Publié le par STOP HOMOPHOBIE

Combler les vides juridiques qui subsistent à...

Combler les vides juridiques qui subsistent à propos des #signes #religieux : Il en va de la #laïcité, garante de l'intégration républicaine.

L’appel pour qu’un texte de loi dise avec pédagogie et clarté ce qu’implique la laïcité dans tous les cas de figure non réglés par la loi Chirac du 15 mars 2004 est né d’un choc. Celui produit par la décision de la Cour de cassation invalidant le licenciement d’une employée de la crèche Baby Loup qui refusait de respecter le règlement intérieur de celle-ci proscrivant tout signe religieux en portant le voile islamique.

Cet appel n’a rien de conjoncturel – réagir à une décision judiciaire renversante –, mais demande une vraie remise d’aplomb des institutions qui déraillent sur le terrain de la laïcité. Car il faut commencer par là : il n’aurait jamais dû y avoir de procès Baby Loup. Ce n’est pas aux juges mais aux politiques de définir les règles du vivre-ensemble dans ce domaine redevenu si sensible des prérogatives et prétentions du religieux. Jamais la Cour de cassation n’aurait eu à se mêler de ce conflit qui dure depuis 2008 si élus et gouvernements avaient pris leurs responsabilités.

Tout comme il avait fallu attendre quinze ans pour qu’une loi soit votée après la première affaire de voile, au collège de Creil, en 1989 – parce que, à l’époque, Lionel Jospin avait préféré s’en remettre aux magistrats du Conseil d’Etat –, les politiques ont laissé les juges trancher de nouvelles affaires qui ne pouvaient être réglées par la loi de mars 2004, qui ne concerne que l’espace scolaire. Ces dernières années ont ainsi connu nombre de contentieux (dans les crèches, lors des sorties scolaires, à l’université, etc.) qui ont empoisonné trop de collectivités. Dépourvue de textes clairs, la justice n’a cessé d’osciller dans ses décisions, rendues par des magistrats statuant en fonction de leurs expériences, leurs cultures et leurs a priori. Une vraie loterie judiciaire aboutissant souvent à des décisions – bonnes ou mauvaises – reposant sur des raisonnements juridiques très contradictoires et parfois baroques.

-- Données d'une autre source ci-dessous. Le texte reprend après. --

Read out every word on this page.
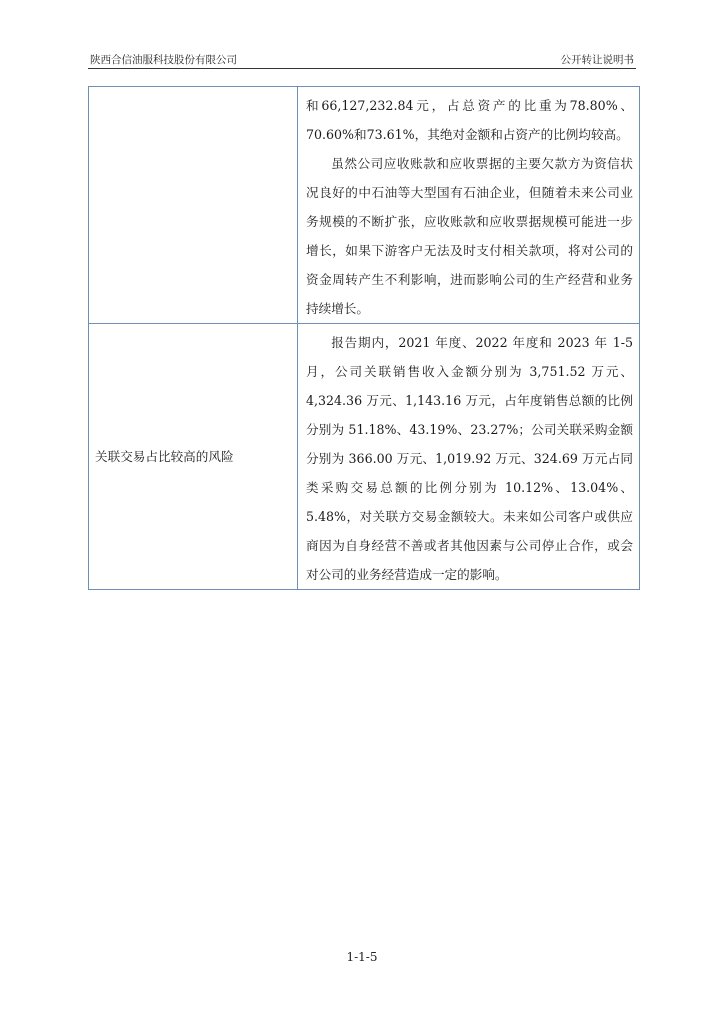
陕西合信油服科技股份有限公司	公开转让说明书

	和66,127,232.84元，占总资产的比重为78.80%、70.60%和73.61%，其绝对金额和占资产的比例均较高。

虽然公司应收账款和应收票据的主要欠款方为资信状况良好的中石油等大型国有石油企业，但随着未来公司业务规模的不断扩张，应收账款和应收票据规模可能进一步增长，如果下游客户无法及时支付相关款项，将对公司的资金周转产生不利影响，进而影响公司的生产经营和业务持续增长。

关联交易占比较高的风险	报告期内，2021 年度、2022 年度和 2023 年 1-5 月，公司关联销售收入金额分别为 3,751.52 万元、4,324.36 万元、1,143.16 万元，占年度销售总额的比例分别为 51.18%、43.19%、23.27%；公司关联采购金额分别为 366.00 万元、1,019.92 万元、324.69 万元占同类采购交易总额的比例分别为 10.12%、13.04%、5.48%，对关联方交易金额较大。未来如公司客户或供应商因为自身经营不善或者其他因素与公司停止合作，或会对公司的业务经营造成一定的影响。

1-1-5
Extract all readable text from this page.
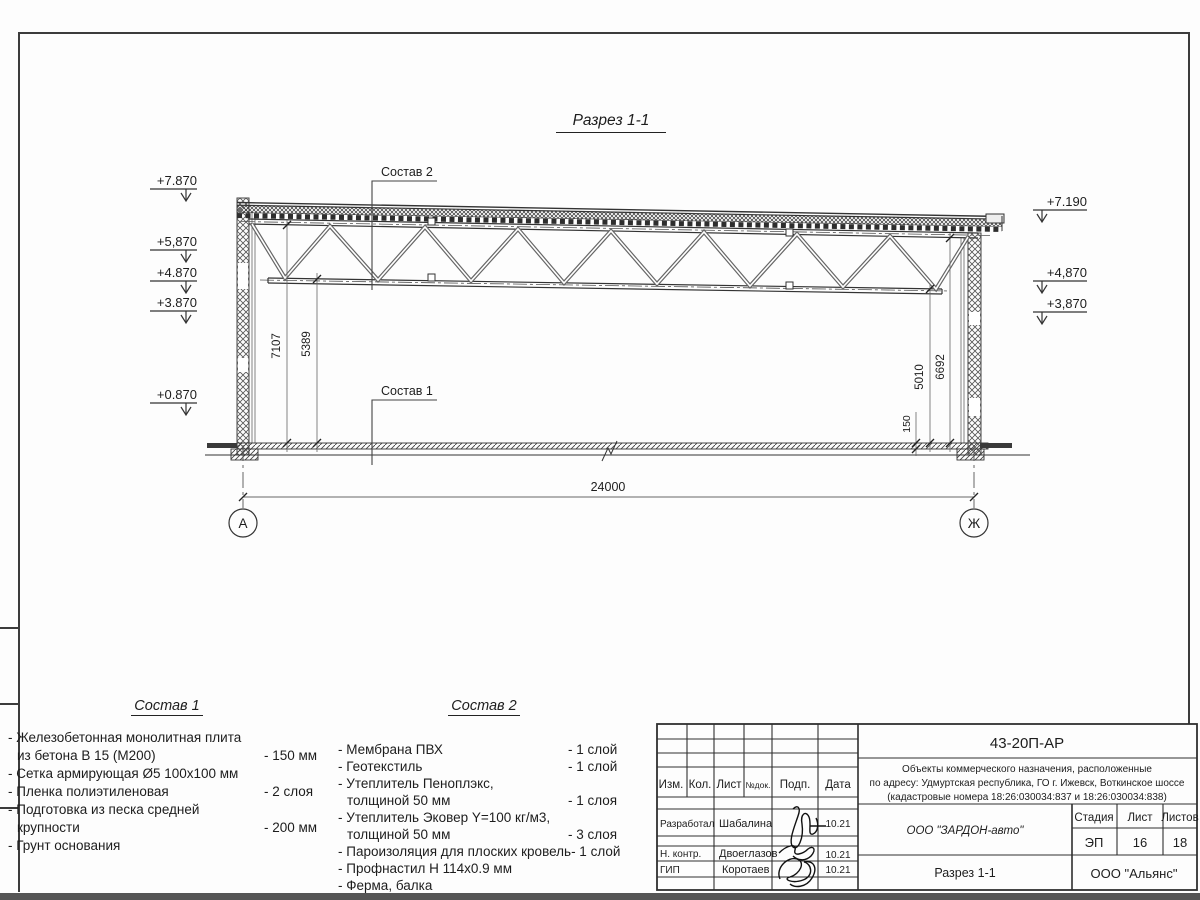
Разрез 1-1
+7.870
+5,870
+4.870
+3.870
+0.870
+7.190
+4,870
+3,870
7107 5389
5010 6692
150
24000
А	Ж
Состав 2
Состав 1
Состав 1
- Железобетонная монолитная плита
из бетона В 15 (М200)	- 150 мм
- Сетка армирующая Ø5 100х100 мм
- Пленка полиэтиленовая	- 2 слоя
- Подготовка из песка средней
крупности	- 200 мм
- Грунт основания
Состав 2
- Мембрана ПВХ	- 1 слой
- Геотекстиль	- 1 слой
- Утеплитель Пеноплэкс,
толщиной 50 мм	- 1 слоя
- Утеплитель Эковер Y=100 кг/м3,
толщиной 50 мм	- 3 слоя
- Пароизоляция для плоских кровель - 1 слой
- Профнастил Н 114х0.9 мм
- Ферма, балка
43-20П-АР
Объекты коммерческого назначения, расположенные
по адресу: Удмуртская республика, ГО г. Ижевск, Воткинское шоссе
(кадастровые номера 18:26:030034:837 и 18:26:030034:838)
Изм. Кол. Лист №док. Подп. Дата
Разработал Шабалина	10.21
Н. контр. Двоеглазов	10.21
ГИП	Коротаев	10.21
ООО "ЗАРДОН-авто"
Стадия Лист Листов
ЭП 16 18
Разрез 1-1	ООО "Альянс"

Incohérence, perte de repères

L’exemple ahurissant des deux derniers arrêts de la Cour de cassation, que tout le monde commente avec componction et sérieux, illustre l’absurdité à laquelle peuvent aboutir ces sollicitations judiciaires. Qu’on en juge : dans l’affaire de la caisse d’assurance maladie de Seine-Saint-Denis, les juges considèrent qu’une employée contrôlant dans un bureau des liasses de remboursements de soins n’a pas le droit de porter le voile tandis que, dans celle de la crèche Baby Loup, une employée en contact avec les enfants et les parents y a droit ! Précisons, pour ajouter à l’incohérence, que les juges de la cour d’appel de Versailles avaient précédemment estimé que « les enfants n’ont pas à être confrontés à des manifestations ostentatoires d’appartenance religieuse » avec des arguments juridiques tout aussi sérieux…

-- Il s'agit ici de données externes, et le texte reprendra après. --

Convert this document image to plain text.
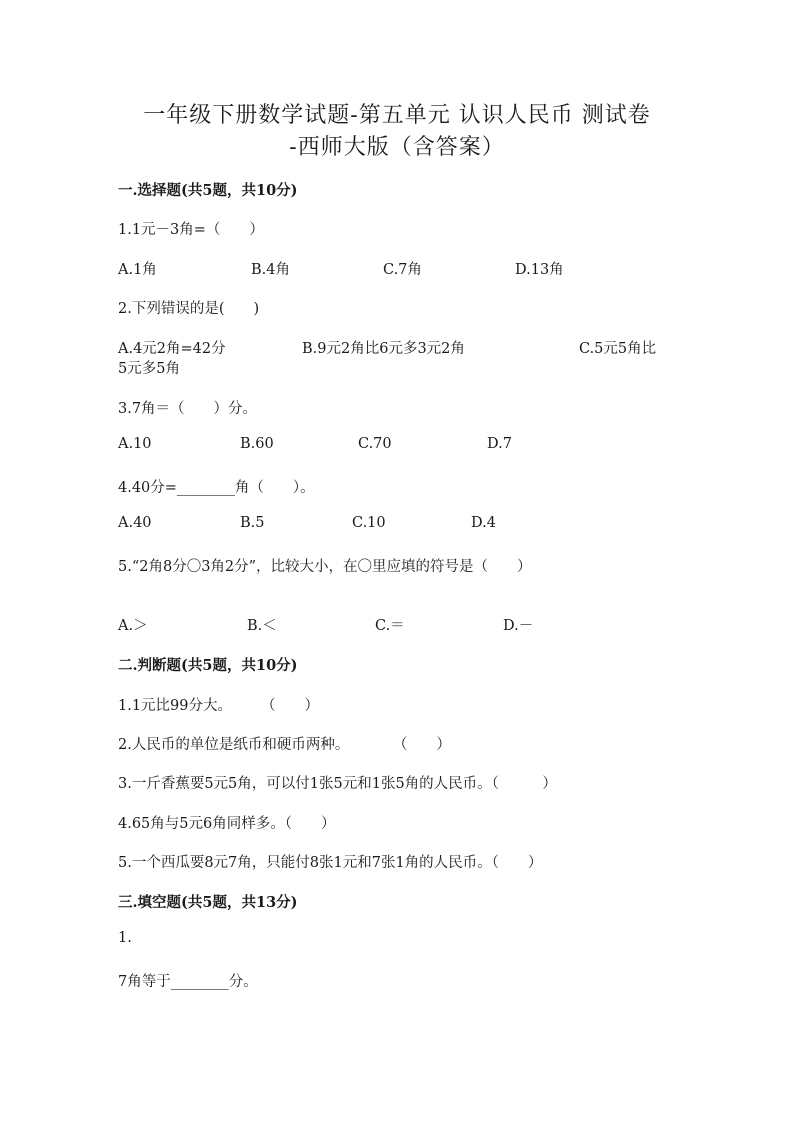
一年级下册数学试题-第五单元 认识人民币 测试卷
-西师大版（含答案）
一.选择题(共5题，共10分)
1.1元－3角=（　　）
A.1角	B.4角	C.7角	D.13角
2.下列错误的是(　　)
A.4元2角=42分	B.9元2角比6元多3元2角	C.5元5角比
5元多5角
3.7角＝（　　）分。
A.10	B.60	C.70	D.7
4.40分=________角（　　）。
A.40	B.5	C.10	D.4
5.“2角8分〇3角2分”，比较大小，在〇里应填的符号是（　　）
A.＞	B.＜	C.＝	D.－
二.判断题(共5题，共10分)
1.1元比99分大。　　　（　　）
2.人民币的单位是纸币和硬币两种。　　　　（　　）
3.一斤香蕉要5元5角，可以付1张5元和1张5角的人民币。（　　　）
4.65角与5元6角同样多。（　　）
5.一个西瓜要8元7角，只能付8张1元和7张1角的人民币。（　　）
三.填空题(共5题，共13分)
1.
7角等于________分。
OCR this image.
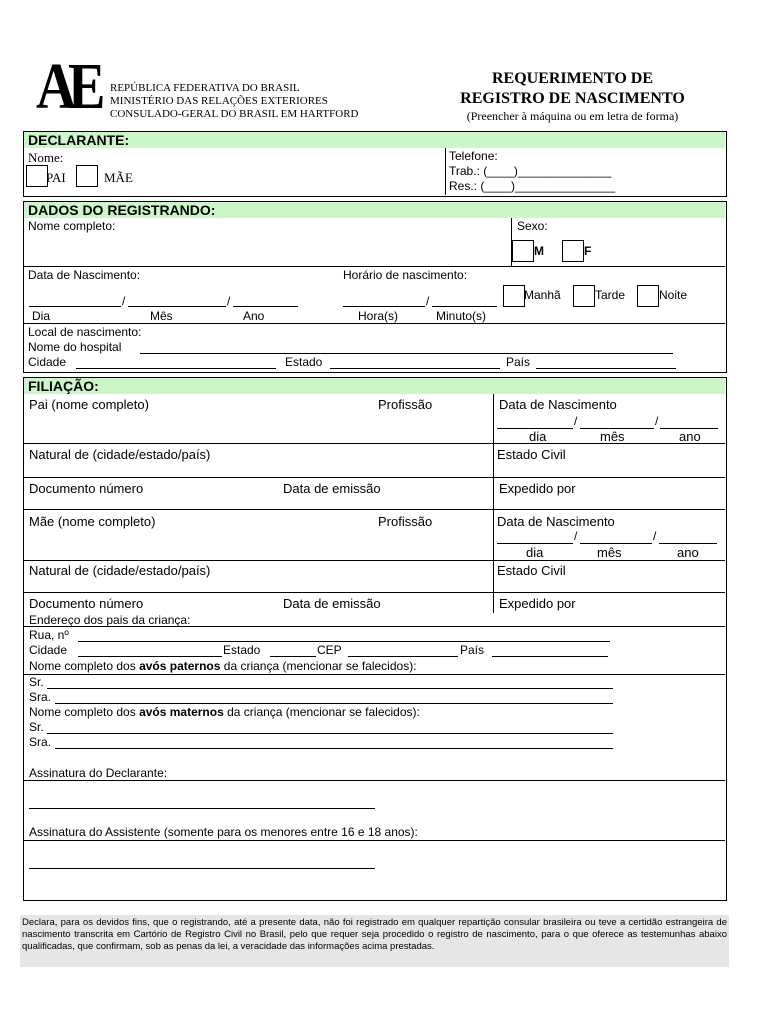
AE REPÚBLICA FEDERATIVA DO BRASIL
MINISTÉRIO DAS RELAÇÕES EXTERIORES
CONSULADO-GERAL DO BRASIL EM HARTFORD
REQUERIMENTO DE
REGISTRO DE NASCIMENTO
(Preencher à máquina ou em letra de forma)
DECLARANTE:
Nome:
PAI	MÃE
Telefone:
Trab.: (____)______________
Res.: (____)_______________
DADOS DO REGISTRANDO:
Nome completo:	Sexo:
M	F
Data de Nascimento:	Horário de nascimento:
/	/	/	Manhã	Tarde	Noite
Dia	Mês	Ano	Hora(s)	Minuto(s)
Local de nascimento:
Nome do hospital
Cidade	Estado	País
FILIAÇÃO:
Pai (nome completo)	Profissão	Data de Nascimento
/	/
dia	mês	ano
Natural de (cidade/estado/país)	Estado Civil
Documento número	Data de emissão	Expedido por
Mãe (nome completo)	Profissão	Data de Nascimento
/	/
dia	mês	ano
Natural de (cidade/estado/país)	Estado Civil
Documento número	Data de emissão	Expedido por
Endereço dos pais da criança:
Rua, nº
Cidade	Estado	CEP	País
Nome completo dos avós paternos da criança (mencionar se falecidos):
Sr.
Sra.
Nome completo dos avós maternos da criança (mencionar se falecidos):
Sr.
Sra.
Assinatura do Declarante:
Assinatura do Assistente (somente para os menores entre 16 e 18 anos):
Declara, para os devidos fins, que o registrando, até a presente data, não foi registrado em qualquer repartição consular brasileira ou teve a certidão estrangeira de nascimento transcrita em Cartório de Registro Civil no Brasil, pelo que requer seja procedido o registro de nascimento, para o que oferece as testemunhas abaixo qualificadas, que confirmam, sob as penas da lei, a veracidade das informações acima prestadas.
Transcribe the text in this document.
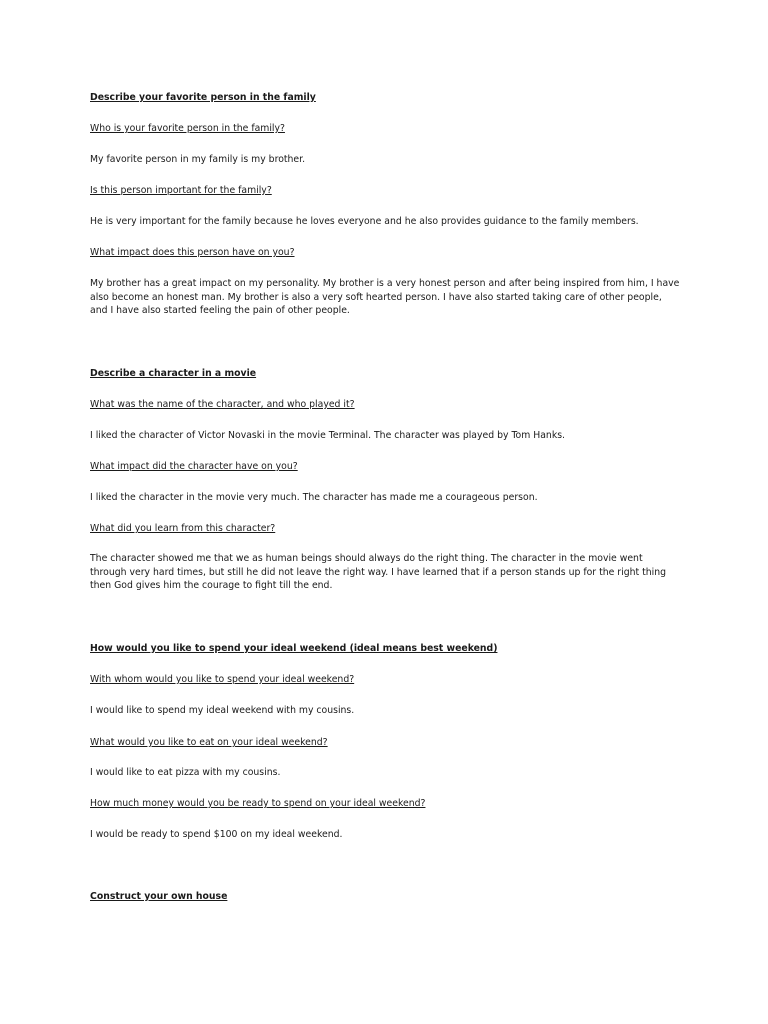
Describe your favorite person in the family

Who is your favorite person in the family?

My favorite person in my family is my brother.

Is this person important for the family?

He is very important for the family because he loves everyone and he also provides guidance to the family members.

What impact does this person have on you?

My brother has a great impact on my personality. My brother is a very honest person and after being inspired from him, I have also become an honest man. My brother is also a very soft hearted person. I have also started taking care of other people, and I have also started feeling the pain of other people.

Describe a character in a movie

What was the name of the character, and who played it?

I liked the character of Victor Novaski in the movie Terminal. The character was played by Tom Hanks.

What impact did the character have on you?

I liked the character in the movie very much. The character has made me a courageous person.

What did you learn from this character?

The character showed me that we as human beings should always do the right thing. The character in the movie went through very hard times, but still he did not leave the right way. I have learned that if a person stands up for the right thing then God gives him the courage to fight till the end.

How would you like to spend your ideal weekend (ideal means best weekend)

With whom would you like to spend your ideal weekend?

I would like to spend my ideal weekend with my cousins.

What would you like to eat on your ideal weekend?

I would like to eat pizza with my cousins.

How much money would you be ready to spend on your ideal weekend?

I would be ready to spend $100 on my ideal weekend.

Construct your own house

Ces oscillations de subjectivité juridique d’un juge à l’autre, d’un tribunal à l’autre et d’un département à l’autre entretiennent la confusion et contribuent à la perte des repères. On apprend ainsi avec stupéfaction que, dans l’affaire Baby Loup, les magistrats de la Cour de cassation, qui ne devraient juger que sur la base du droit français, se sont crus obligés de recueillir l’avis d’un expert de l’islam proche-oriental… Plus grave, la formulation de leur jugement invoquant une « discrimination en raison des convictions religieuses » a pour effet de valider officiellement le voile comme prescription religieuse. On se souvient que, lorsque l’affaire de Creil a éclaté en 1989, on parlait généralement du « foulard dit islamique ». De polémique en procès, un quart de siècle après il est quasiment admis que le voile est l’attribut de la vraie musulmane, ce qui constitue autant une offense qu’une intimidation vis-à-vis de toutes celles qui ne le portent pas.

Cet état de confusion doit beaucoup à la division de la gauche sur la question de la laïcité depuis les années 80, qui se traduit par l’indécision et l’immobilisme. Heureusement, on n’y trouve plus comme il y a vingt ans des défenseurs de l’excision et de la polygamie, mais il demeure deux sensibilités de gauche qui s’annihilent : les défenseurs de la laïcité traditionnelle, sur la défensive, et ceux qui estiment qu’il faut être moderne et faire des compromis avec les différences. Certains passent d’une sensibilité à une autre, par exemple Jack Lang qui a eu le courage de faire publiquement son autocritique en considérant les foulards comme une « atteinte à l’égalité des femmes », après les avoir jugés « très seyants ».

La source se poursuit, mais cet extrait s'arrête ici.